Kooperationspartner aus Malta zu Besuch
Malta: Der kleinste EU-Mitgliedsstaat liegt 50 Kilometer südlich von Sizilien und 200 Kilometer vor Nordafrika. Man kennt die idyllische Insel als Urlaubsort mit der Hauptstadt Valletta als UNESCO Weltkulturerbe. Bislang weniger bekannt: Malta ist auch ein boomender Wirtschaftsstandort. Viele renommierte Unternehmen nutzen Malta längst als Alternative zu ferneren Produktionsstandorten. So kommt beispielsweise jede Playmobil-Figur weltweit aus Malta, nicht etwa aus Asien. Nach den Großunternehmen entdecken immer mehr Mittelständler den Inselstaat als interessante Option.
Malta ist also nicht nur Logistik-Drehscheibe im Mittelmeer, sondern bietet auch ein unternehmerfreundliches Umfeld: niedrige Produktionskosten, gut ausgebildete Arbeitnehmer, wenig Bürokratie und staatliche Förderprogramme. Anders als in Fernost existieren keine sprachlichen oder kulturellen Barrieren: Als Mitglieder des britischen Commonwealth sprechen Malteser fließend Englisch, daneben oft auch noch Italienisch und Spanisch. Malta liegt in der deutschen Zeitzone und hat seit 2002 den Euro als Landeswährung.

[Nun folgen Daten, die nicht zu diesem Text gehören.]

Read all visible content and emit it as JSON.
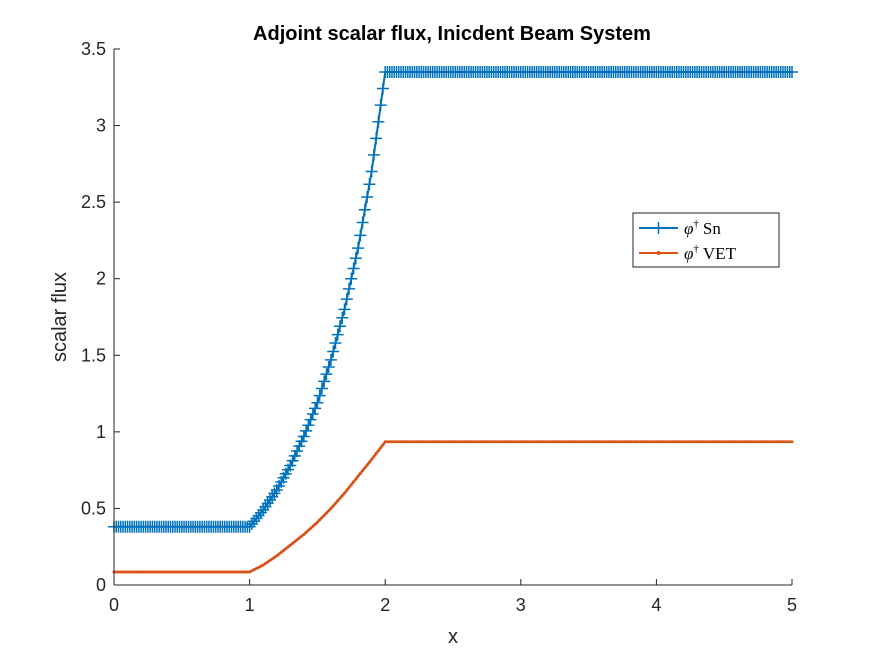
{
  "chart_data": {
    "type": "line",
    "title": "Adjoint scalar flux, Inicdent Beam System",
    "xlabel": "x",
    "ylabel": "scalar flux",
    "xlim": [
      0,
      5
    ],
    "ylim": [
      0,
      3.5
    ],
    "x_ticks": [
      0,
      1,
      2,
      3,
      4,
      5
    ],
    "x_tick_labels": [
      "0",
      "1",
      "2",
      "3",
      "4",
      "5"
    ],
    "y_ticks": [
      0,
      0.5,
      1,
      1.5,
      2,
      2.5,
      3,
      3.5
    ],
    "y_tick_labels": [
      "0",
      "0.5",
      "1",
      "1.5",
      "2",
      "2.5",
      "3",
      "3.5"
    ],
    "grid": false,
    "legend_position": "right",
    "series": [
      {
        "name": "Sn",
        "symbol": "φ",
        "color": "#0072BD",
        "marker": "+",
        "x": [
          0,
          1,
          1.1,
          1.2,
          1.3,
          1.4,
          1.5,
          1.6,
          1.7,
          1.8,
          1.9,
          2,
          5
        ],
        "y": [
          0.38,
          0.38,
          0.49,
          0.62,
          0.78,
          0.97,
          1.19,
          1.47,
          1.8,
          2.2,
          2.7,
          3.35,
          3.35
        ]
      },
      {
        "name": "VET",
        "symbol": "φ",
        "color": "#D95319",
        "marker": ".",
        "x": [
          0,
          1,
          1.1,
          1.2,
          1.3,
          1.4,
          1.5,
          1.6,
          1.7,
          1.8,
          1.9,
          2,
          5
        ],
        "y": [
          0.085,
          0.085,
          0.13,
          0.19,
          0.26,
          0.33,
          0.41,
          0.5,
          0.6,
          0.71,
          0.82,
          0.935,
          0.935
        ]
      }
    ]
  }
}
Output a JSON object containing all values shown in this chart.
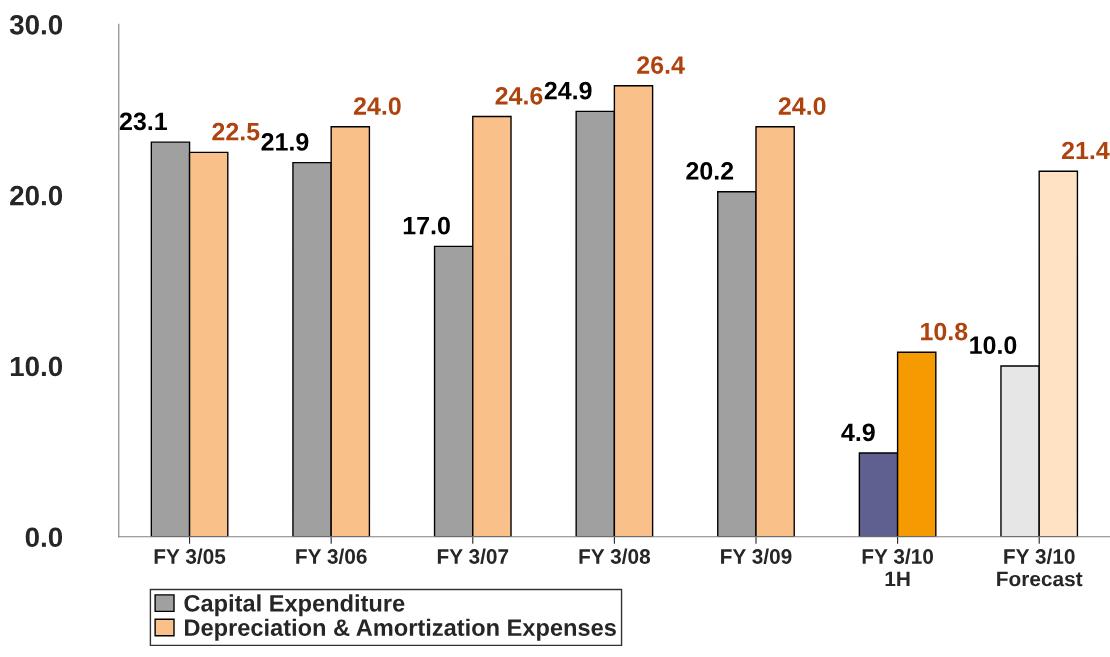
{
  "chart_data": {
    "type": "bar",
    "categories": [
      "FY 3/05",
      "FY 3/06",
      "FY 3/07",
      "FY 3/08",
      "FY 3/09",
      "FY 3/10\n1H",
      "FY 3/10\nForecast"
    ],
    "series": [
      {
        "name": "Capital Expenditure",
        "color": "#a0a0a0",
        "colors": [
          "#a0a0a0",
          "#a0a0a0",
          "#a0a0a0",
          "#a0a0a0",
          "#a0a0a0",
          "#5f5f90",
          "#e6e6e6"
        ],
        "values": [
          23.1,
          21.9,
          17.0,
          24.9,
          20.2,
          4.9,
          10.0
        ],
        "value_labels": [
          "23.1",
          "21.9",
          "17.0",
          "24.9",
          "20.2",
          "4.9",
          "10.0"
        ]
      },
      {
        "name": "Depreciation & Amortization Expenses",
        "color": "#f9c08a",
        "colors": [
          "#f9c08a",
          "#f9c08a",
          "#f9c08a",
          "#f9c08a",
          "#f9c08a",
          "#f59a00",
          "#ffe2c4"
        ],
        "values": [
          22.5,
          24.0,
          24.6,
          26.4,
          24.0,
          10.8,
          21.4
        ],
        "value_labels": [
          "22.5",
          "24.0",
          "24.6",
          "26.4",
          "24.0",
          "10.8",
          "21.4"
        ]
      }
    ],
    "ylim": [
      0,
      30
    ],
    "yticks": [
      {
        "value": 0,
        "label": "0.0"
      },
      {
        "value": 10,
        "label": "10.0"
      },
      {
        "value": 20,
        "label": "20.0"
      },
      {
        "value": 30,
        "label": "30.0"
      }
    ],
    "grid": false,
    "legend": "bottom"
  }
}
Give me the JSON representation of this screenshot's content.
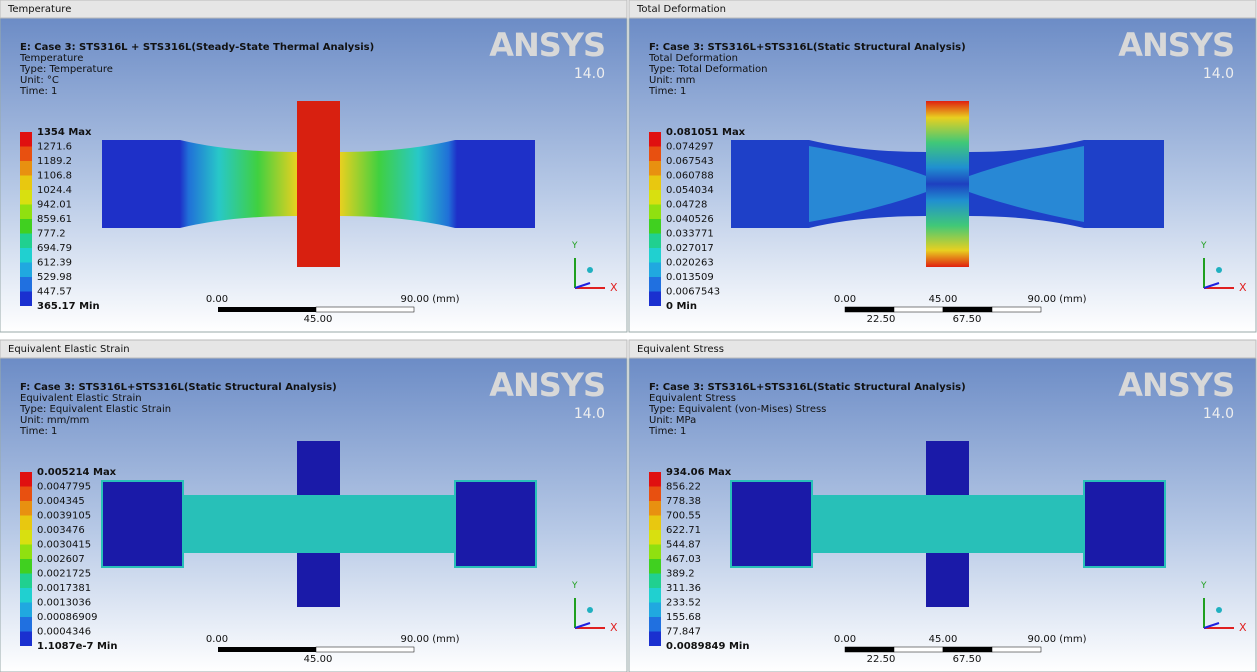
{
  "triad": {
    "y": "Y",
    "x": "X"
  },
  "panels": [
    {
      "title": "Temperature",
      "header": [
        "E: Case 3: STS316L + STS316L(Steady-State Thermal Analysis)",
        "Temperature",
        "Type: Temperature",
        "Unit: °C",
        "Time: 1"
      ],
      "logo": "ANSYS",
      "version": "14.0",
      "legend": [
        "1354 Max",
        "1271.6",
        "1189.2",
        "1106.8",
        "1024.4",
        "942.01",
        "859.61",
        "777.2",
        "694.79",
        "612.39",
        "529.98",
        "447.57",
        "365.17 Min"
      ],
      "scale": [
        "0.00",
        "90.00 (mm)",
        "45.00"
      ]
    },
    {
      "title": "Total Deformation",
      "header": [
        "F: Case 3: STS316L+STS316L(Static Structural Analysis)",
        "Total Deformation",
        "Type: Total Deformation",
        "Unit: mm",
        "Time: 1"
      ],
      "logo": "ANSYS",
      "version": "14.0",
      "legend": [
        "0.081051 Max",
        "0.074297",
        "0.067543",
        "0.060788",
        "0.054034",
        "0.04728",
        "0.040526",
        "0.033771",
        "0.027017",
        "0.020263",
        "0.013509",
        "0.0067543",
        "0 Min"
      ],
      "scale": [
        "0.00",
        "45.00",
        "90.00 (mm)",
        "22.50",
        "67.50"
      ]
    },
    {
      "title": "Equivalent Elastic Strain",
      "header": [
        "F: Case 3: STS316L+STS316L(Static Structural Analysis)",
        "Equivalent Elastic Strain",
        "Type: Equivalent Elastic Strain",
        "Unit: mm/mm",
        "Time: 1"
      ],
      "logo": "ANSYS",
      "version": "14.0",
      "legend": [
        "0.005214 Max",
        "0.0047795",
        "0.004345",
        "0.0039105",
        "0.003476",
        "0.0030415",
        "0.002607",
        "0.0021725",
        "0.0017381",
        "0.0013036",
        "0.00086909",
        "0.0004346",
        "1.1087e-7 Min"
      ],
      "scale": [
        "0.00",
        "90.00 (mm)",
        "45.00"
      ]
    },
    {
      "title": "Equivalent Stress",
      "header": [
        "F: Case 3: STS316L+STS316L(Static Structural Analysis)",
        "Equivalent Stress",
        "Type: Equivalent (von-Mises) Stress",
        "Unit: MPa",
        "Time: 1"
      ],
      "logo": "ANSYS",
      "version": "14.0",
      "legend": [
        "934.06 Max",
        "856.22",
        "778.38",
        "700.55",
        "622.71",
        "544.87",
        "467.03",
        "389.2",
        "311.36",
        "233.52",
        "155.68",
        "77.847",
        "0.0089849 Min"
      ],
      "scale": [
        "0.00",
        "45.00",
        "90.00 (mm)",
        "22.50",
        "67.50"
      ]
    }
  ]
}
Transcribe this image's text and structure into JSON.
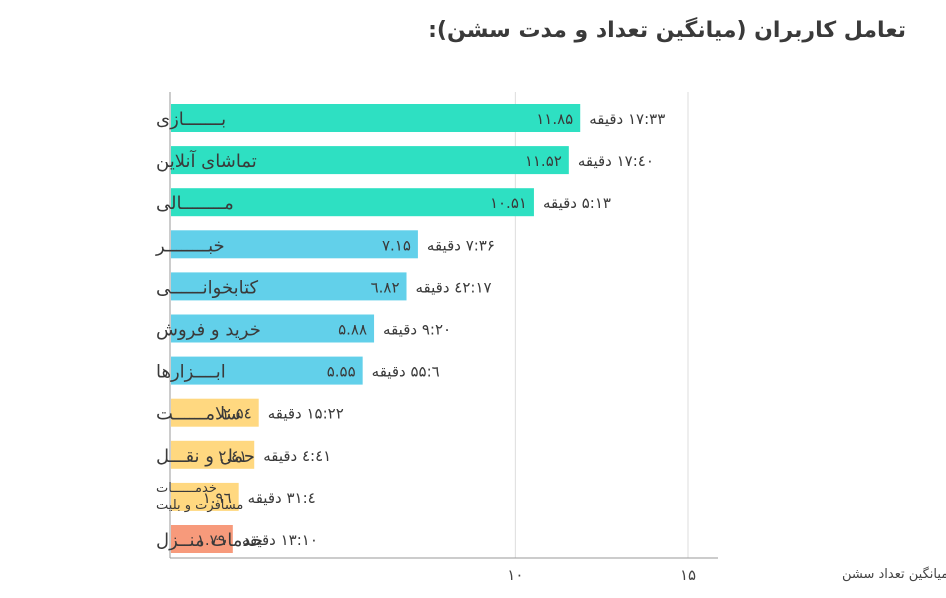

Malta ist daher auch für expandierende bayerische Unternehmen interessant. Bereits seit 2004 kooperiert die Malteser Wirtschaftskanzlei GSB mit den Rechtsanwälten Graf & Partner. Anfang Juli besuchten drei Anwälte und Steuerberater von GSB die Büros der Kanzlei Graf & Partner in Regensburg und München. Dr. Spiteri-Bailey ist Anwalt für Arbeitsrecht und Europarecht; er kennt Wirtschaftsanwalt Bernhard Schmeilzl von Graf & Partner bereits seit des gemeinsamen Studiums zum Master of Laws 2001 in England. Frau Dr. Jeannine Giglio war viele Jahre im Bildungsministerium Maltas tätig und berät nun als Rechtsanwältin Unternehmen im Forschungs- und Technologiesektor. Die Fachgebiete von Dr. Robert Taylor-East, der vor GSB für Deloitte tätig war, sind Unternehmensrecht, internationales Steuerrecht, Treuhandfonds, Stiftungen und Finanzdienstleistungen.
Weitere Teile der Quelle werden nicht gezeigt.